Pecans, Raisins or Chocolate?
There are many different preferences for butter tarts. The classic way is for them to be plain without anything mixed into the filling. Plain butter tarts is my favourite way to enjoy them, but you could also add some chopped nuts, raisins and even chocolate chunks.
If you want to add some extras to the butter tarts, simply drop a tablespoon of your choice of stuff into the bottom of the shell before you pour in the filling. Then, pour the filling to be about 3/4 full.
How Long To Bake Butter Tarts
Preheat the oven to 350F and then add the butter tarts. Bake for 17-20 minutes, turning halfway through baking. You should notice the tart shells turning a golden brown and the filling will slightly puff up. The filling will settle back down once they come out of the oven.
The timing of the baking is critical to consistency of the filling. Each oven is different, so trial and error If the butter tarts are over baked, then the filling will be firm. Underbaked and the filling will be far too runny. In both ways, the butter tarts taste fine, but the consistency where the filling is smooth and glossy, but still thick enough to hold its shape, is what makes a butter tart truly great!
Once the butter tarts come out of the oven, place the muffin tray on a wire rack to cool slightly. Make sure that they cool completely prior to removing them from the tray.
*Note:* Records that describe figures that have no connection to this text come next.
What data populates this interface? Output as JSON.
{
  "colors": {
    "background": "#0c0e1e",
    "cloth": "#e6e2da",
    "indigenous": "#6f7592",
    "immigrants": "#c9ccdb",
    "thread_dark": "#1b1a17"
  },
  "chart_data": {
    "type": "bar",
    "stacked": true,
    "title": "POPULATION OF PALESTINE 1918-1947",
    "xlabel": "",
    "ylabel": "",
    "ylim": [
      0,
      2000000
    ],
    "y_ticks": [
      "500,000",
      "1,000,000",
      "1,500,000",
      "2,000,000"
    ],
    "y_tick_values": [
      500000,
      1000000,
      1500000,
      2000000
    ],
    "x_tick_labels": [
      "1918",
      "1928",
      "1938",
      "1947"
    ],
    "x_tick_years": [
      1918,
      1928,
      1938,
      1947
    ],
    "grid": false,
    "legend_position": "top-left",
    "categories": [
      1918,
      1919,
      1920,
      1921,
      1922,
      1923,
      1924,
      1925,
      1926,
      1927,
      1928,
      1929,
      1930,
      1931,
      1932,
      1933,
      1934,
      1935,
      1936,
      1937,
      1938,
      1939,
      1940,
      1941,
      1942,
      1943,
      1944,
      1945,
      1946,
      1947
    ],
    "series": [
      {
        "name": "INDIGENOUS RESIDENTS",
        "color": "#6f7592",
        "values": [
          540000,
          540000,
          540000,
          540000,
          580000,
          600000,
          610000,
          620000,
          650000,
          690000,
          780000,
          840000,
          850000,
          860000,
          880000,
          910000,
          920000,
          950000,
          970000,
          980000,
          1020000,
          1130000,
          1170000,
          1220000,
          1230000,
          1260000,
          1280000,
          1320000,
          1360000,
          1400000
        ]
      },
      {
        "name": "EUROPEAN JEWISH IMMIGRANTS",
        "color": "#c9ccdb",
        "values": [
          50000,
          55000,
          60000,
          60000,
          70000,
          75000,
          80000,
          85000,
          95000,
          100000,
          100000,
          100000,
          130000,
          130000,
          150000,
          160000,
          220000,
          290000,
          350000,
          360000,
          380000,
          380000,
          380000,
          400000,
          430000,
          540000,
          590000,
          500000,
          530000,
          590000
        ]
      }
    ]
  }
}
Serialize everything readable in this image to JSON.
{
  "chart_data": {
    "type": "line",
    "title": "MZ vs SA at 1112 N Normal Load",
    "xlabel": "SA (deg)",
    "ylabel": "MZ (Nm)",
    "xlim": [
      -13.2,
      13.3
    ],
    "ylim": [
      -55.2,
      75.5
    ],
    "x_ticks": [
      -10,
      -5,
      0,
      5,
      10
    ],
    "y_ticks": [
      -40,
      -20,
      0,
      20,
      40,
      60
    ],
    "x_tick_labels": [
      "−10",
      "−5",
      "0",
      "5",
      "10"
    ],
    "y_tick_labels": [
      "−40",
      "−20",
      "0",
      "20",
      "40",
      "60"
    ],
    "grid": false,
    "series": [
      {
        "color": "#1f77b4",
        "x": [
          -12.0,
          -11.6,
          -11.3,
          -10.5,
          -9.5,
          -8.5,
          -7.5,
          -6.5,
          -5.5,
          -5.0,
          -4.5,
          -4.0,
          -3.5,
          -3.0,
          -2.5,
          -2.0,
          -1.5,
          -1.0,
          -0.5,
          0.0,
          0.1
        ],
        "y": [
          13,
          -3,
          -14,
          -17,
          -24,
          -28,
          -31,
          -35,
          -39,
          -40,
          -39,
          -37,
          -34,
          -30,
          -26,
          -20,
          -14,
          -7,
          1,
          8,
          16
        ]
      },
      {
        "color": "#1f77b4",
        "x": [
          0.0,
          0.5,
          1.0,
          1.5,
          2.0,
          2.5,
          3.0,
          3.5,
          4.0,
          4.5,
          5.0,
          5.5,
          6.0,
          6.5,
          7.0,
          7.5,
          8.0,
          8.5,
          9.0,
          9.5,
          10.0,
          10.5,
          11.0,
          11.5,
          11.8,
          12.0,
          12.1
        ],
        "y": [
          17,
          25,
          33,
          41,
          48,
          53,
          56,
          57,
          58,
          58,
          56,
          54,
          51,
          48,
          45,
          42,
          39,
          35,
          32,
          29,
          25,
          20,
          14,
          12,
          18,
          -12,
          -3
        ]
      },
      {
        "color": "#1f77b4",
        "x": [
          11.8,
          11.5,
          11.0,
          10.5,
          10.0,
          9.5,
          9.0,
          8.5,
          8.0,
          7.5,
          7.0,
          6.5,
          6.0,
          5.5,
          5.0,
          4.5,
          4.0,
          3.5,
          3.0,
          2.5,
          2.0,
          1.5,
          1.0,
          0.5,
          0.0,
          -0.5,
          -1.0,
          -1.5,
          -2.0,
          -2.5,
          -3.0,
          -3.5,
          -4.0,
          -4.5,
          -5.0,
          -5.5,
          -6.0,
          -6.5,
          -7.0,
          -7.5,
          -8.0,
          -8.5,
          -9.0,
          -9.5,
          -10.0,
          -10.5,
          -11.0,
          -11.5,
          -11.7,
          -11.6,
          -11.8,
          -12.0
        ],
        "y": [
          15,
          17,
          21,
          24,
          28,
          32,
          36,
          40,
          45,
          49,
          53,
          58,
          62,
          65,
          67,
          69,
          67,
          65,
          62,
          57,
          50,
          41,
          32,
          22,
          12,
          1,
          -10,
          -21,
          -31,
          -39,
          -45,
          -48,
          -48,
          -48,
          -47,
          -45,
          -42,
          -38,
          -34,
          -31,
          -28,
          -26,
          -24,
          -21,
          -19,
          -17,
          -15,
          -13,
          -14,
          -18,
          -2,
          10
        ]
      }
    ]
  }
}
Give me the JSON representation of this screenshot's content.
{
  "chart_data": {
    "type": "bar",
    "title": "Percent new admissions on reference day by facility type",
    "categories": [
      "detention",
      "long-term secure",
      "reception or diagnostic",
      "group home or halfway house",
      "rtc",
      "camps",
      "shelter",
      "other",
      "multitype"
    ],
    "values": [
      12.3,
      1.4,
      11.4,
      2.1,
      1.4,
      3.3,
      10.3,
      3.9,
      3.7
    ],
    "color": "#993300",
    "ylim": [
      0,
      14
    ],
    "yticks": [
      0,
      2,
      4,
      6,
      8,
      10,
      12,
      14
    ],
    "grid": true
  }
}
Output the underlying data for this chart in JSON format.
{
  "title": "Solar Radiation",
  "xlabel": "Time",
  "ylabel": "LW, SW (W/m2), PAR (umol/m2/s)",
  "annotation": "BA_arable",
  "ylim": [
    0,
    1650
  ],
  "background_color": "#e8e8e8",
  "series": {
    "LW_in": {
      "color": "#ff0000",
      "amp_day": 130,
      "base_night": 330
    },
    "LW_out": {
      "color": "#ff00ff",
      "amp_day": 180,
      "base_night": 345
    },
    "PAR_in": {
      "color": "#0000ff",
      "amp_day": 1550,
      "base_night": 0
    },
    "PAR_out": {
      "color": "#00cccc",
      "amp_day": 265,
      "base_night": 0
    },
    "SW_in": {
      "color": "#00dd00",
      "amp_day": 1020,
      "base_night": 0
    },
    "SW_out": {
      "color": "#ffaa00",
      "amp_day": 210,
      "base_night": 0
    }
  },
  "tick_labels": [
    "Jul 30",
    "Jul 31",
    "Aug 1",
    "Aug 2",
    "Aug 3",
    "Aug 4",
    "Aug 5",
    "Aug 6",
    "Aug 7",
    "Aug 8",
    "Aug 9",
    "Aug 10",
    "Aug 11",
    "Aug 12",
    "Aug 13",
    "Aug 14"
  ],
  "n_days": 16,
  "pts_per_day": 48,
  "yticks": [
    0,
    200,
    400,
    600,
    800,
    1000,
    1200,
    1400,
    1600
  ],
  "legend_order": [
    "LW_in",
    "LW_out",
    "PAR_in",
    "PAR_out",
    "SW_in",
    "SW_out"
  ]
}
To remove the tarts, slide a butter knife along the sides of the butter tarts and they should lift out easily.
More Pie And Tart Recipes
If these butter tarts are causing you to crave more desserts with pie pastry, then check out these pies and tarts!
- Blueberry Pie – This is my ‘go-to’ pie. I love this pie with plump fresh blueberries and they are also great with wild or even frozen berries.
- Raspberry Pie – One of my most requested pies, this has the perfect flaky crust with the sweet and tart raspberry filling.
- Sweet Potato Pie – Similar to a pumpkin pie, but with lots of pecans mix in the filling. Perfect fall dessert and ideal for Thanksgiving.
- Butter Pecan Tassies
- Lemon Curd and Blueberry Tart – These are so fancy looking and taste incredible. The buttery crust goes perfect with the lemon curd filling.
- Pie Pastry Pinwheels – If you have some left over pastry, then these baked pinwheels are perfect. They are rolled up with some butter and cinnamon sugar. I will make a batch of pie pastry just to bake these pinwheels!
- 2 1/3 cups flour
- 1 tsp salt
- 1 cup shortening , cubed and chilled
- 1 egg
- 1 tbsp vinegar
- 2 tbsp water , ice cold
- 1 cup dark brown sugar
- 1/2 cup butter , softened
- 2/3 cup corn syrup
- 2 tbsp vinegar
- 1 tbsp vanilla
- 2 eggs
Tart Pastry Instructions
- Place the flour and salt into a large mixing both. Whisk the salt into the flour.Add the cold shortening to the mixing bowl and use a pastry cutter to cut the shortening into the flour until it is a coarse meal consistency.
- In a small bowl, whisk the egg with 2 tbsp of water. Stir into the frour mixture. If needed, add an extra tablespoon or two to the pie dough. The dough should come together but not be too wet.
- Gather into a ball, cover with plastic wrap and place in a fridge to chill for at least one hour.
- Roll out the tart pastry on a floured surface to about 1/8 inch thickness. Use a 3 1/2 inch round cutter or a wide enough glass. Take each cut pastry circle and gently press into a non stick muffin tin. Press down to ensure the bottom is flat and press along the sides. Try to make sure there are no air pockets. Do this with the remaining pastry. You should be able to get around 24 tart shells.
- In a large mixing bowl, cream together the dark brown sugar and the softened butter until smooth and creamy.
- Mix in the corn syrup, eggs, vanilla, and vinegar with the sugar and butter mixture until smooth and well combined.
- Spoon some of the filling into each butter tart shell up to about 2/3 full.
- Bake in a 350F preheated oven for 17-20 minutes, turning halfway through baking. The sides of the pastry should be a golden brown and the filling should puff up slightly.
- Remove from the oven and let cool completely before removing the butter tarts from the muffin tray.